People with conditions such as cardiovascular disease, diabetes and hypertension are at higher risk for MCI. These conditions are more common among communities of color, putting them at increased risk for MCI. Yet in the first study, the detection rate of MCI among Black Medicare beneficiaries was almost four percent and for Latinx beneficiaries almost five percent. For Non-Hispanic white beneficiaries, the detection rate was almost 10 percent.

These statistics are concerning because although the incidence of MCI is higher in these populations, the detection rate is lower, Mattke explained. “So they are hit twice. They have a higher risk of MCI, yet lower detection rates.”

The second study, published in the Journal of the Prevention of Alzheimer's Disease, was an analysis of data from more than 220,000 primary care clinicians. It found that 99 percent of the doctors underdiagnosed MCI. It takes about 15 minutes to diagnose MCI, said Mattke. One reason MCI may go undiagnosed is that time must be set aside during a clinical visit to discuss changes in cognitive functioning. This discussion usually does not happen, unless the the appointment was scheduled specifically for this purpose.
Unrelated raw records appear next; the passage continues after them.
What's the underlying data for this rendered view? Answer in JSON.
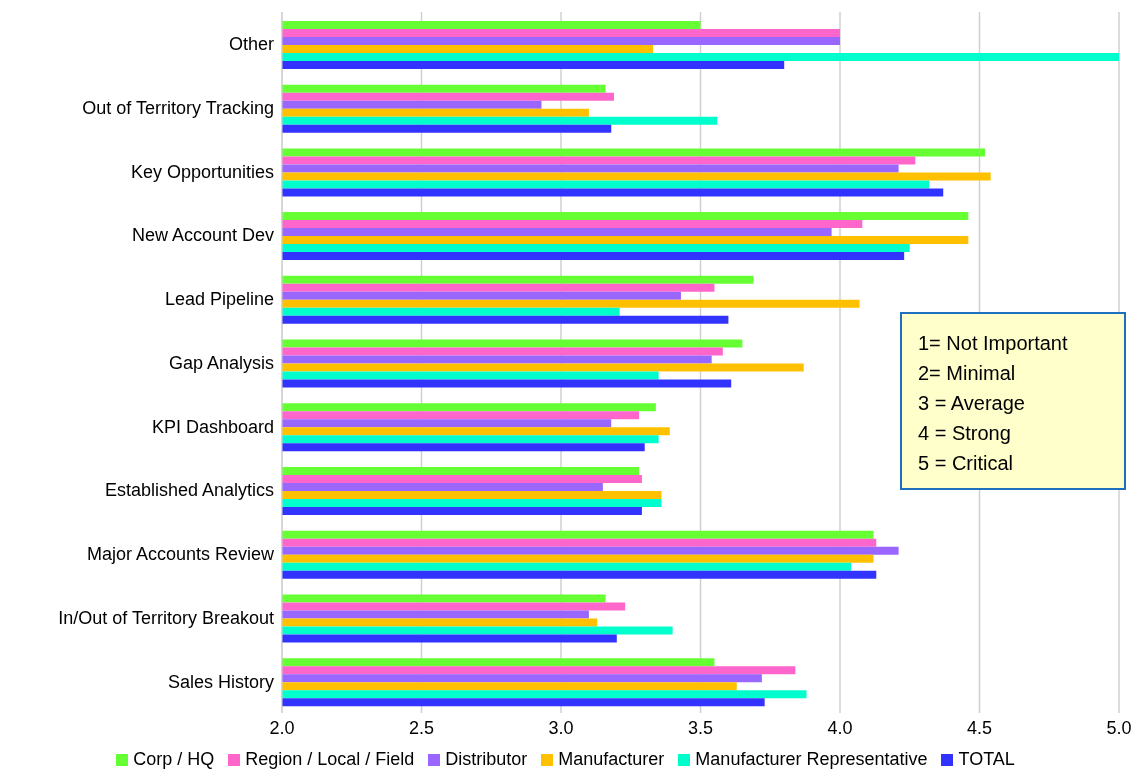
{
  "chart_data": {
    "type": "bar",
    "orientation": "horizontal",
    "categories": [
      "Other",
      "Out of Territory Tracking",
      "Key Opportunities",
      "New Account Dev",
      "Lead Pipeline",
      "Gap Analysis",
      "KPI Dashboard",
      "Established Analytics",
      "Major Accounts Review",
      "In/Out of Territory Breakout",
      "Sales History"
    ],
    "series": [
      {
        "name": "Corp / HQ",
        "color": "#66ff33",
        "values": [
          3.5,
          3.16,
          4.52,
          4.46,
          3.69,
          3.65,
          3.34,
          3.28,
          4.12,
          3.16,
          3.55
        ]
      },
      {
        "name": "Region / Local / Field",
        "color": "#ff66cc",
        "values": [
          4.0,
          3.19,
          4.27,
          4.08,
          3.55,
          3.58,
          3.28,
          3.29,
          4.13,
          3.23,
          3.84
        ]
      },
      {
        "name": "Distributor",
        "color": "#9966ff",
        "values": [
          4.0,
          2.93,
          4.21,
          3.97,
          3.43,
          3.54,
          3.18,
          3.15,
          4.21,
          3.1,
          3.72
        ]
      },
      {
        "name": "Manufacturer",
        "color": "#ffc000",
        "values": [
          3.33,
          3.1,
          4.54,
          4.46,
          4.07,
          3.87,
          3.39,
          3.36,
          4.12,
          3.13,
          3.63
        ]
      },
      {
        "name": "Manufacturer Representative",
        "color": "#00ffcc",
        "values": [
          5.0,
          3.56,
          4.32,
          4.25,
          3.21,
          3.35,
          3.35,
          3.36,
          4.04,
          3.4,
          3.88
        ]
      },
      {
        "name": "TOTAL",
        "color": "#3333ff",
        "values": [
          3.8,
          3.18,
          4.37,
          4.23,
          3.6,
          3.61,
          3.3,
          3.29,
          4.13,
          3.2,
          3.73
        ]
      }
    ],
    "xlim": [
      2.0,
      5.0
    ],
    "xticks": [
      {
        "value": 2,
        "label": "2.0"
      },
      {
        "value": 2.5,
        "label": "2.5"
      },
      {
        "value": 3,
        "label": "3.0"
      },
      {
        "value": 3.5,
        "label": "3.5"
      },
      {
        "value": 4,
        "label": "4.0"
      },
      {
        "value": 4.5,
        "label": "4.5"
      },
      {
        "value": 5,
        "label": "5.0"
      }
    ],
    "grid": "x",
    "legend": "bottom",
    "annotations": [
      "1= Not Important",
      "2= Minimal",
      "3 = Average",
      "4 = Strong",
      "5 = Critical"
    ]
  }
}
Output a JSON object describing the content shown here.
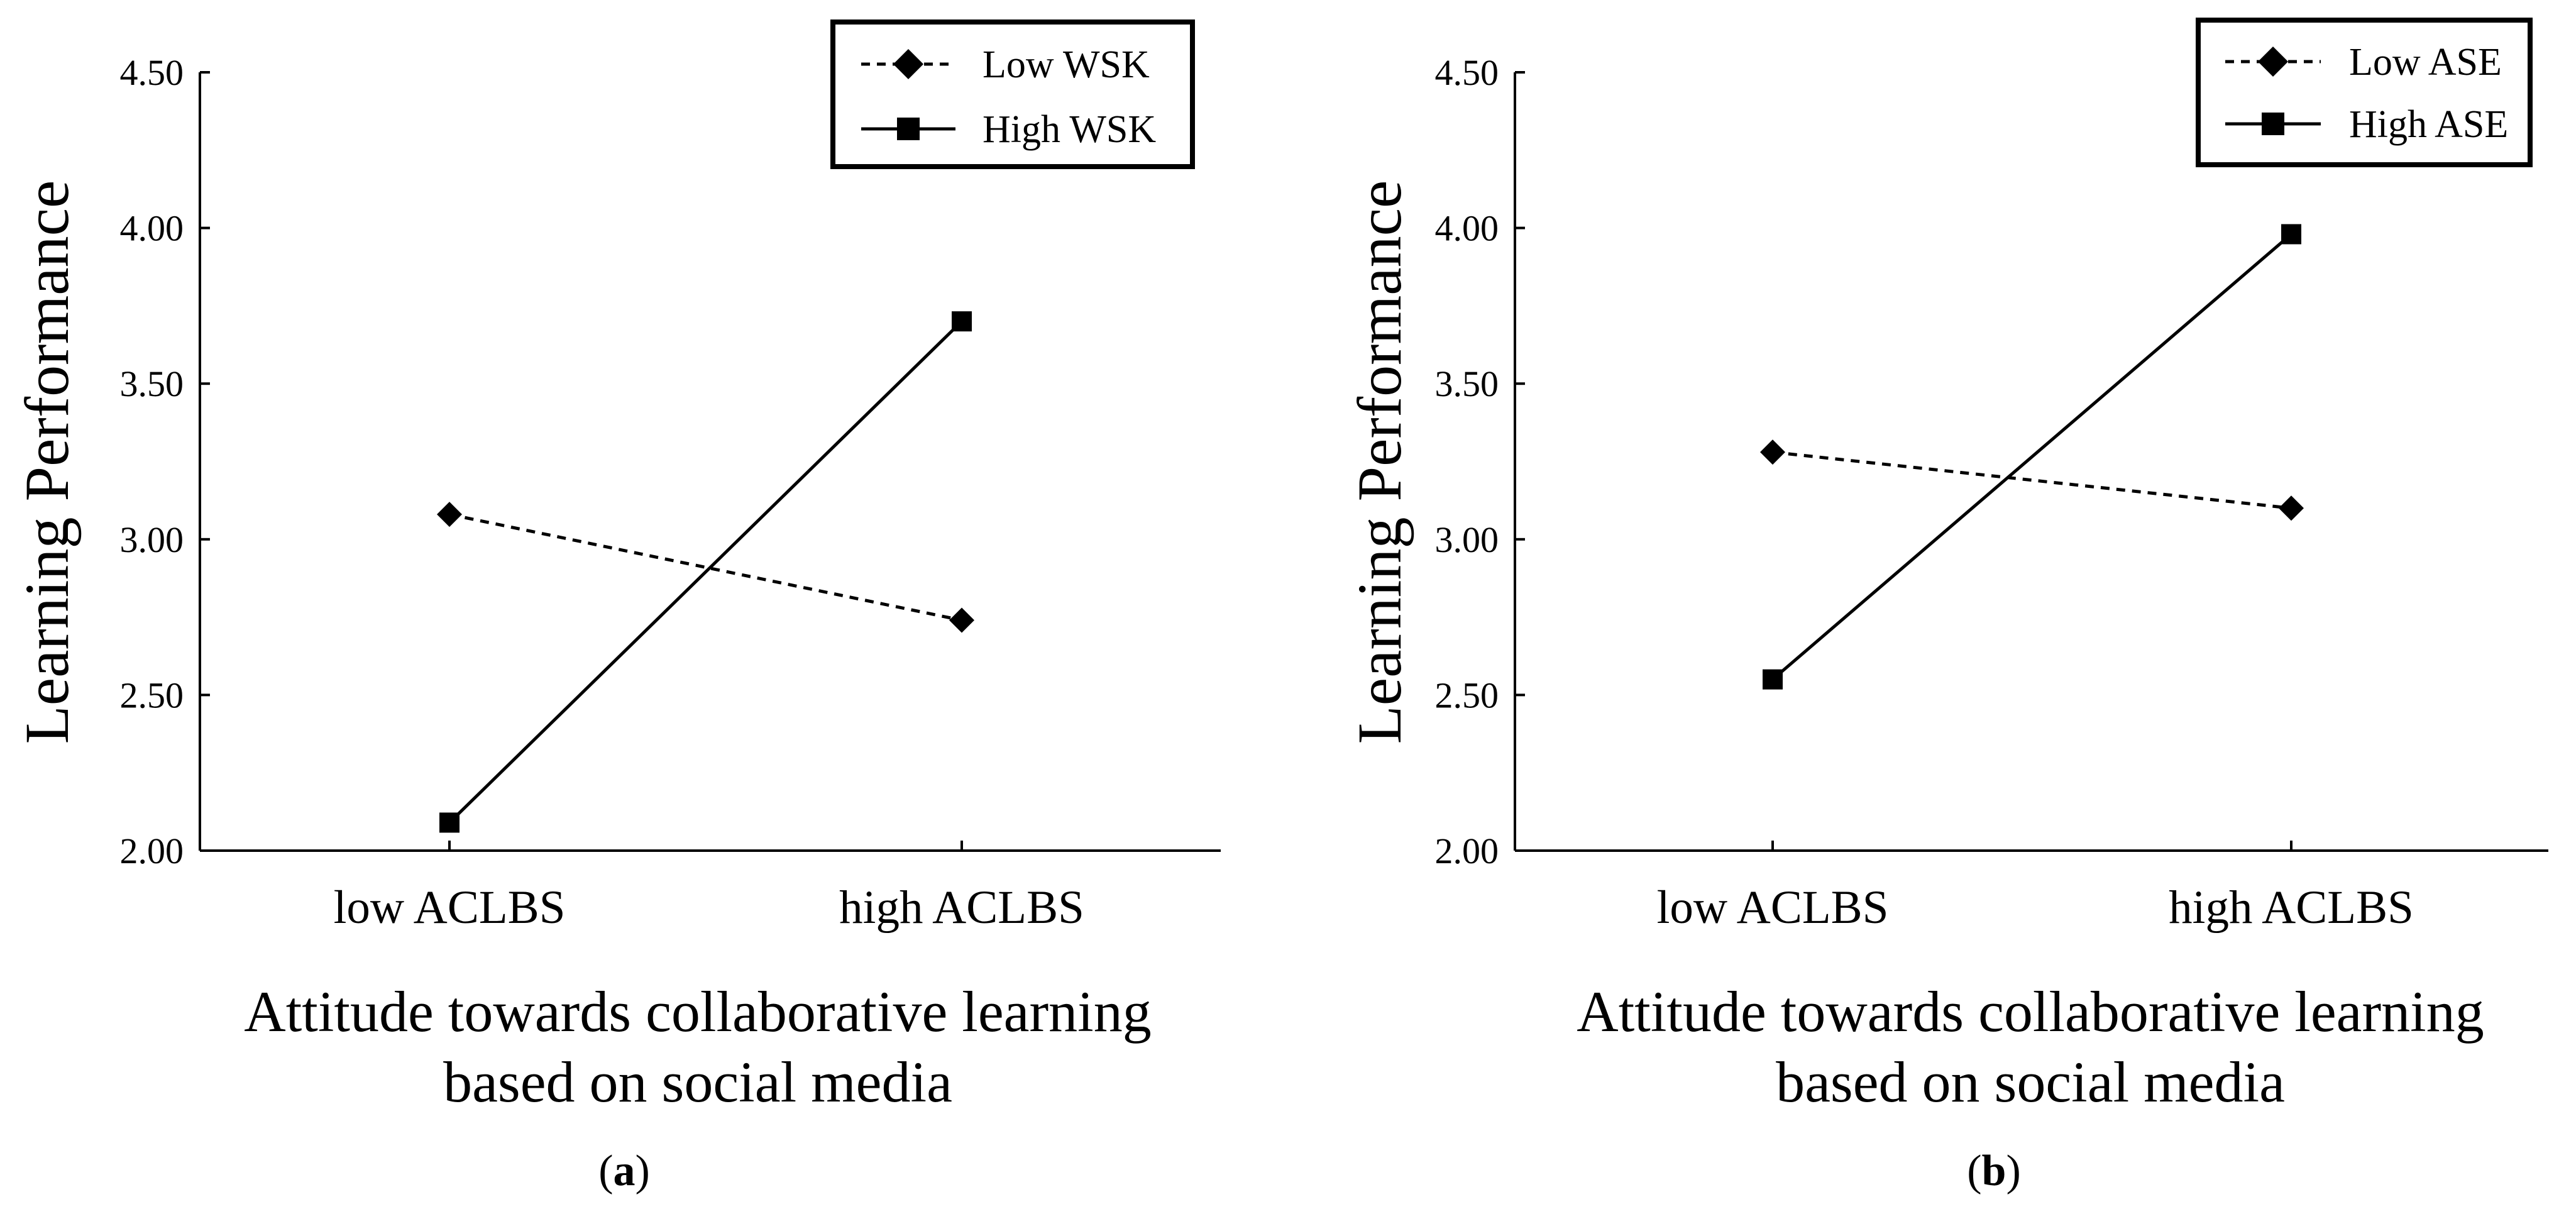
{
  "chart_data": [
    {
      "type": "line",
      "panel_label": "a",
      "categories": [
        "low ACLBS",
        "high ACLBS"
      ],
      "series": [
        {
          "name": "Low WSK",
          "marker": "diamond",
          "line_style": "dashed",
          "values": [
            3.08,
            2.74
          ]
        },
        {
          "name": "High WSK",
          "marker": "square",
          "line_style": "solid",
          "values": [
            2.09,
            3.7
          ]
        }
      ],
      "ylabel": "Learning Performance",
      "xlabel_lines": [
        "Attitude towards collaborative learning",
        "based on social media"
      ],
      "yticks": [
        "2.00",
        "2.50",
        "3.00",
        "3.50",
        "4.00",
        "4.50"
      ],
      "ylim": [
        2.0,
        4.5
      ],
      "legend_position": "top-right",
      "grid": false
    },
    {
      "type": "line",
      "panel_label": "b",
      "categories": [
        "low ACLBS",
        "high ACLBS"
      ],
      "series": [
        {
          "name": "Low ASE",
          "marker": "diamond",
          "line_style": "dashed",
          "values": [
            3.28,
            3.1
          ]
        },
        {
          "name": "High ASE",
          "marker": "square",
          "line_style": "solid",
          "values": [
            2.55,
            3.98
          ]
        }
      ],
      "ylabel": "Learning Performance",
      "xlabel_lines": [
        "Attitude towards collaborative learning",
        "based on social media"
      ],
      "yticks": [
        "2.00",
        "2.50",
        "3.00",
        "3.50",
        "4.00",
        "4.50"
      ],
      "ylim": [
        2.0,
        4.5
      ],
      "legend_position": "top-right",
      "grid": false
    }
  ]
}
Another reason MCI is underdiagnosed is that it is not highly symptomatic. People get used to living with MCI and adapt to it. Said Mattie, “They think it is just normal.”

Patients may not ask for an evaluation because they are afraid of being told they have MCI. In some states, a physician has to report a dementia diagnosis to the state health department or the department of motor vehicles. Reporting this diagnosis could result in patients losing their driver's licenses. “So there are practical and psychological reasons to not mention symptoms,” Matttke said.

The hope, going forward, he added, is to see what can be done to increase the detection rate among primary care patients, so “We could give primary care providers better tools to identify MCI and increase rates of diagnosis.”